RESENHA BIBLIOGRÁFICA

Renato Guimarães Ferreira

Velho, Yvonne M. A. Guerra de orixá; um estudo de ritual e conflito. Rio de Janeiro, Zahar, 1975. 170 p.

Este trabalho retoma uma área de estudo amplamente abordada em inúmeros trabalhos anteriores no campo da antropologia social: as religiões afro-brasileiras. Mas o faz de uma nova perspectiva, focalizando a realidade de um terreiro de umbanda da cidade do Rio de Janeiro, durante todo o seu ciclo de vida: da formação à extinção - realidade esta constituída não pela estrutura ontológica dos objetos de crença, mas sim pelas experiências subjetivas dos integrantes daquela organização social.

O estudo ganha força na medida em que abandona a alternativa simplista de analisar o terreiro como a mera atualização de uni discurso religioso autônomo ou, numa perspectiva reducionista, como o reflexo direto da estrutura social mais ampla, na qual se encontra inserido. O trabalho religioso, enquanto elaboração de práticas e discursos que respondem a uma série de necessidades específicas, próprias de um determinado grupo social, é o cerne da análise que se faz de uma perspectiva intersubjetiva, recuperando o elemento humano específico no seio da organização.

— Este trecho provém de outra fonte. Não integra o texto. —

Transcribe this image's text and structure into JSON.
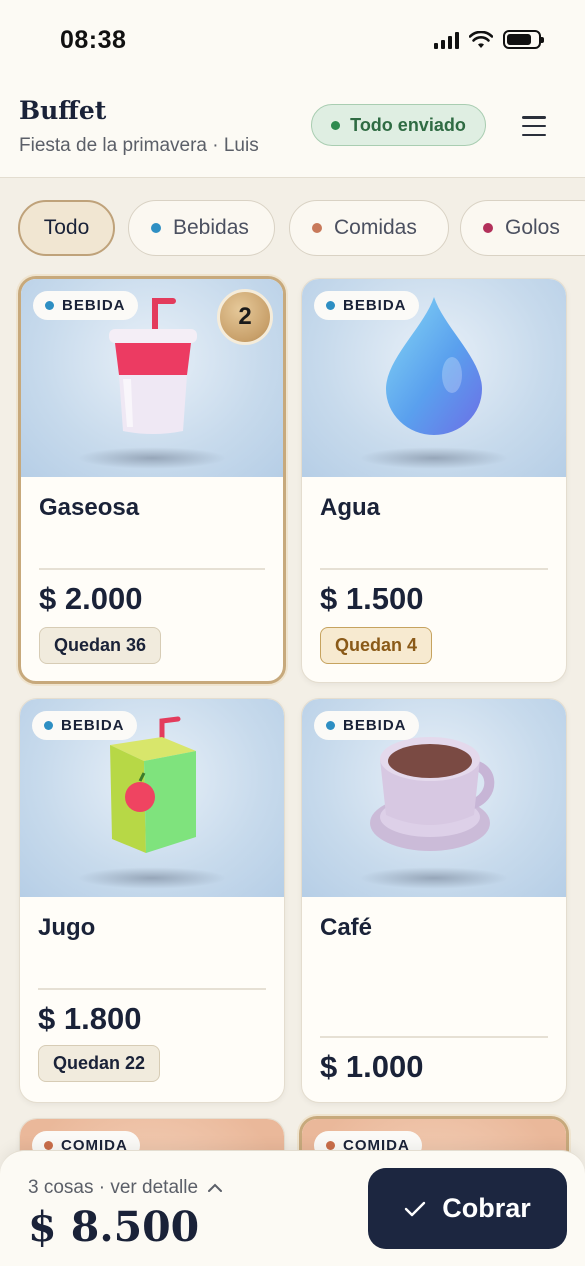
{
  "status_bar": {
    "time": "08:38"
  },
  "header": {
    "title": "Buffet",
    "subtitle": "Fiesta de la primavera · Luis",
    "sync_status": "Todo enviado"
  },
  "filters": [
    {
      "label": "Todo",
      "active": true
    },
    {
      "label": "Bebidas",
      "dot_color": "#2e8fc3"
    },
    {
      "label": "Comidas",
      "dot_color": "#c8795a"
    },
    {
      "label": "Golos",
      "dot_color": "#b2305a"
    }
  ],
  "products": [
    {
      "category": "BEBIDA",
      "name": "Gaseosa",
      "price": "$ 2.000",
      "stock": "Quedan 36",
      "in_cart": "2",
      "selected": true,
      "icon": "soda-cup-icon"
    },
    {
      "category": "BEBIDA",
      "name": "Agua",
      "price": "$ 1.500",
      "stock": "Quedan 4",
      "stock_low": true,
      "icon": "water-drop-icon"
    },
    {
      "category": "BEBIDA",
      "name": "Jugo",
      "price": "$ 1.800",
      "stock": "Quedan 22",
      "icon": "juice-box-icon"
    },
    {
      "category": "BEBIDA",
      "name": "Café",
      "price": "$ 1.000",
      "icon": "coffee-cup-icon"
    },
    {
      "category": "COMIDA",
      "icon": "food-icon"
    },
    {
      "category": "COMIDA",
      "icon": "food-icon"
    }
  ],
  "cart": {
    "summary": "3 cosas · ver detalle",
    "total": "$ 8.500",
    "checkout_label": "Cobrar"
  },
  "colors": {
    "accent_dark": "#1c2640",
    "selected_border": "#c7a97c",
    "drink_dot": "#2e8fc3",
    "food_dot": "#c96d4a",
    "sent_green": "#2f6b43"
  }
}
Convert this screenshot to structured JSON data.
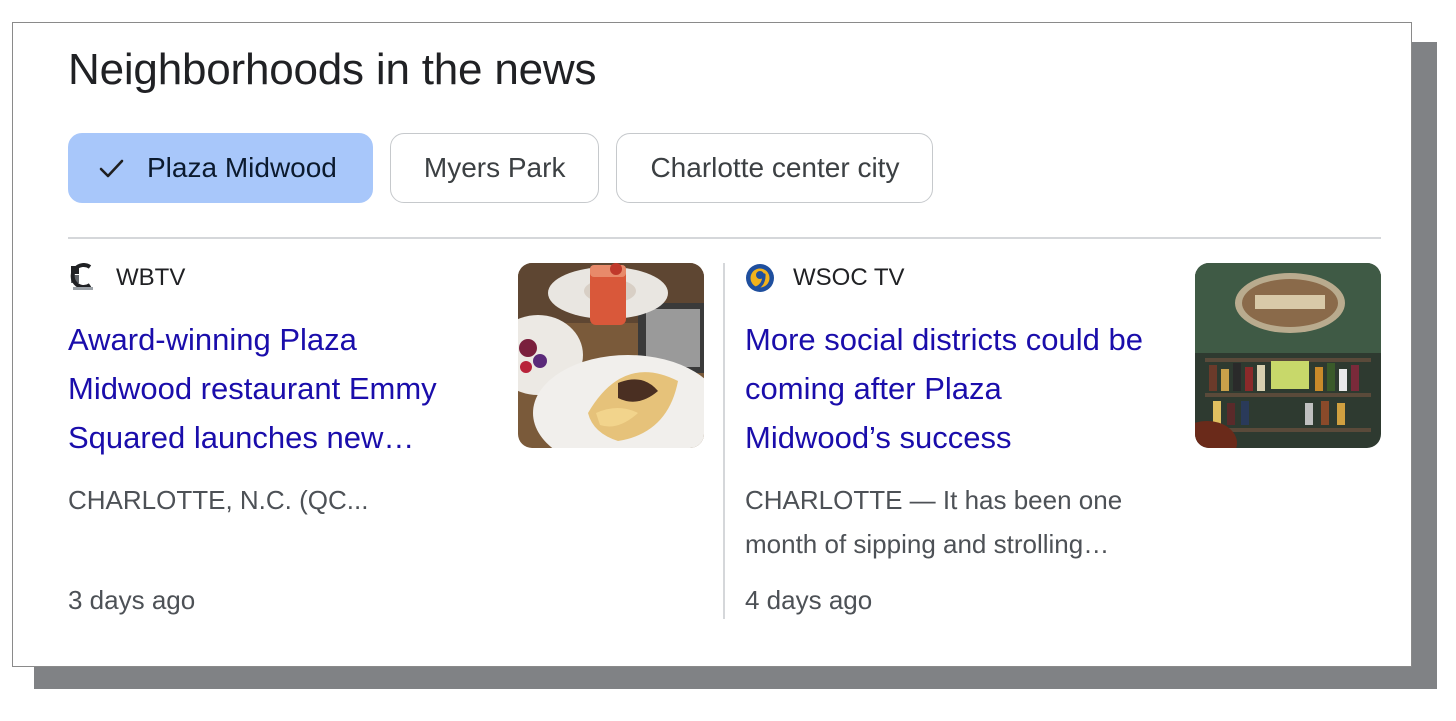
{
  "section": {
    "title": "Neighborhoods in the news"
  },
  "chips": [
    {
      "label": "Plaza Midwood",
      "selected": true,
      "icon": "check-icon"
    },
    {
      "label": "Myers Park",
      "selected": false
    },
    {
      "label": "Charlotte center city",
      "selected": false
    }
  ],
  "articles": [
    {
      "source": "WBTV",
      "source_icon": "wbtv-logo-icon",
      "headline": "Award-winning Plaza Midwood restaurant Emmy Squared launches new…",
      "snippet": "CHARLOTTE, N.C. (QC...",
      "time": "3 days ago",
      "thumbnail": "food-plates-thumbnail"
    },
    {
      "source": "WSOC TV",
      "source_icon": "wsoc-logo-icon",
      "headline": "More social districts could be coming after Plaza Midwood’s success",
      "snippet": "CHARLOTTE — It has been one month of sipping and strolling…",
      "time": "4 days ago",
      "thumbnail": "bar-shelves-thumbnail"
    }
  ],
  "colors": {
    "link": "#1a0dab",
    "chip_selected_bg": "#a8c7fa",
    "shadow": "#808285"
  }
}
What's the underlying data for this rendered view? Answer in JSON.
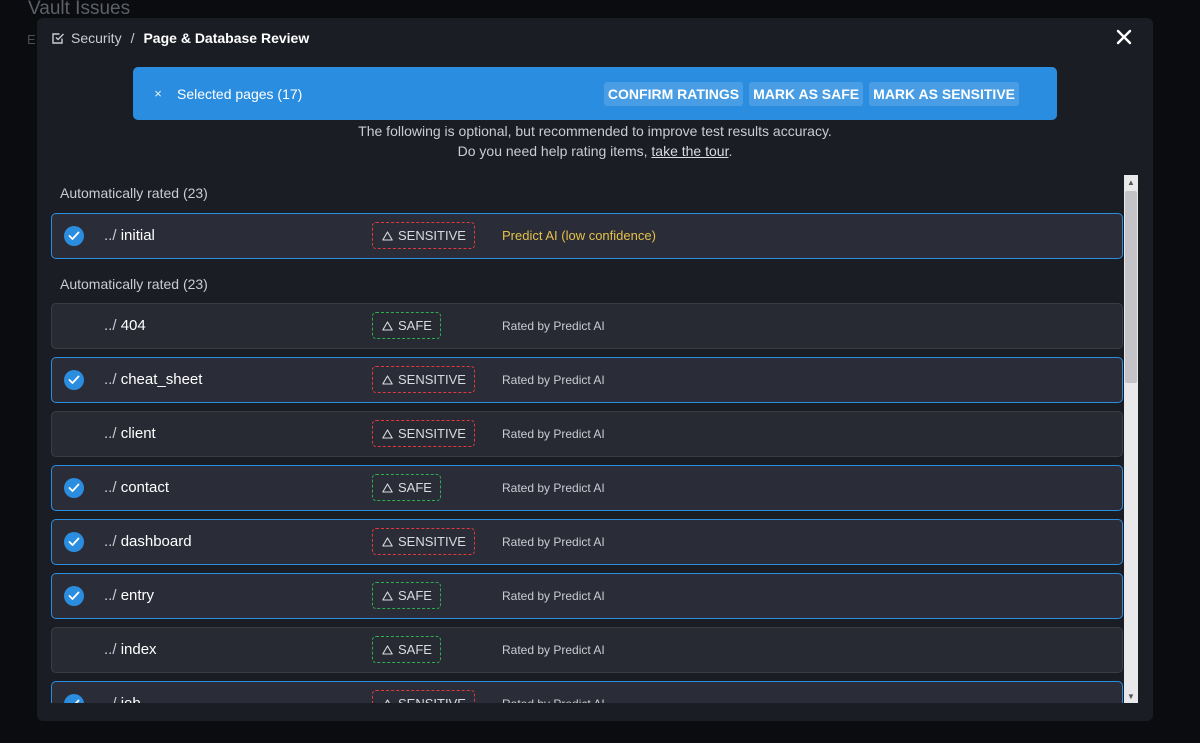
{
  "background": {
    "title": "Vault Issues",
    "letter": "E"
  },
  "breadcrumb": {
    "parent": "Security",
    "separator": "/",
    "current": "Page & Database Review"
  },
  "banner": {
    "close_glyph": "×",
    "selected_label": "Selected pages (17)",
    "actions": {
      "confirm": "CONFIRM RATINGS",
      "safe": "MARK AS SAFE",
      "sensitive": "MARK AS SENSITIVE"
    }
  },
  "hint": {
    "line1": "The following is optional, but recommended to improve test results accuracy.",
    "line2_prefix": "Do you need help rating items, ",
    "line2_link": "take the tour",
    "line2_suffix": "."
  },
  "sections": [
    {
      "label": "Automatically rated (23)"
    },
    {
      "label": "Automatically rated (23)"
    }
  ],
  "rows": [
    {
      "prefix": "../",
      "name": "initial",
      "rating": "SENSITIVE",
      "source": "Predict AI (low confidence)",
      "selected": true
    },
    {
      "prefix": "../",
      "name": "404",
      "rating": "SAFE",
      "source": "Rated by Predict AI",
      "selected": false
    },
    {
      "prefix": "../",
      "name": "cheat_sheet",
      "rating": "SENSITIVE",
      "source": "Rated by Predict AI",
      "selected": true
    },
    {
      "prefix": "../",
      "name": "client",
      "rating": "SENSITIVE",
      "source": "Rated by Predict AI",
      "selected": false
    },
    {
      "prefix": "../",
      "name": "contact",
      "rating": "SAFE",
      "source": "Rated by Predict AI",
      "selected": true
    },
    {
      "prefix": "../",
      "name": "dashboard",
      "rating": "SENSITIVE",
      "source": "Rated by Predict AI",
      "selected": true
    },
    {
      "prefix": "../",
      "name": "entry",
      "rating": "SAFE",
      "source": "Rated by Predict AI",
      "selected": true
    },
    {
      "prefix": "../",
      "name": "index",
      "rating": "SAFE",
      "source": "Rated by Predict AI",
      "selected": false
    },
    {
      "prefix": "../",
      "name": "job",
      "rating": "SENSITIVE",
      "source": "Rated by Predict AI",
      "selected": true
    }
  ],
  "scrollbar": {
    "up_glyph": "▲",
    "down_glyph": "▼"
  },
  "colors": {
    "accent": "#2b8de0",
    "sensitive": "#e0393e",
    "safe": "#2fae4e",
    "ai_low_confidence": "#e4c04a"
  },
  "icons": {
    "breadcrumb": "checkbox-icon",
    "close": "close-icon",
    "selected": "check-circle-icon",
    "rating": "warning-triangle-icon"
  }
}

Este trabalho religioso se localiza em um campo de forças polarizado por duas maneiras distintas de organizar a realidade interna de um terreiro. O conflito que se instaura entre os atores que atualizam de maneira mais sistemática e racial aqueles dois códigos expressa a luta pela gestão legítima dos bens de salvação, sendo que o que se coloca em questão são critérios distintos na definição do capital (religioso, cultural e econômico) necessário para a legitimação de posições de poder dentro da organização. Este conflito se desenvolve em um tempo e um espaço místicos: tempo que não se alinha com o tempo dós eventos "históricos" e espaço que não pode ser coordenado com espaços definidos pela geografia.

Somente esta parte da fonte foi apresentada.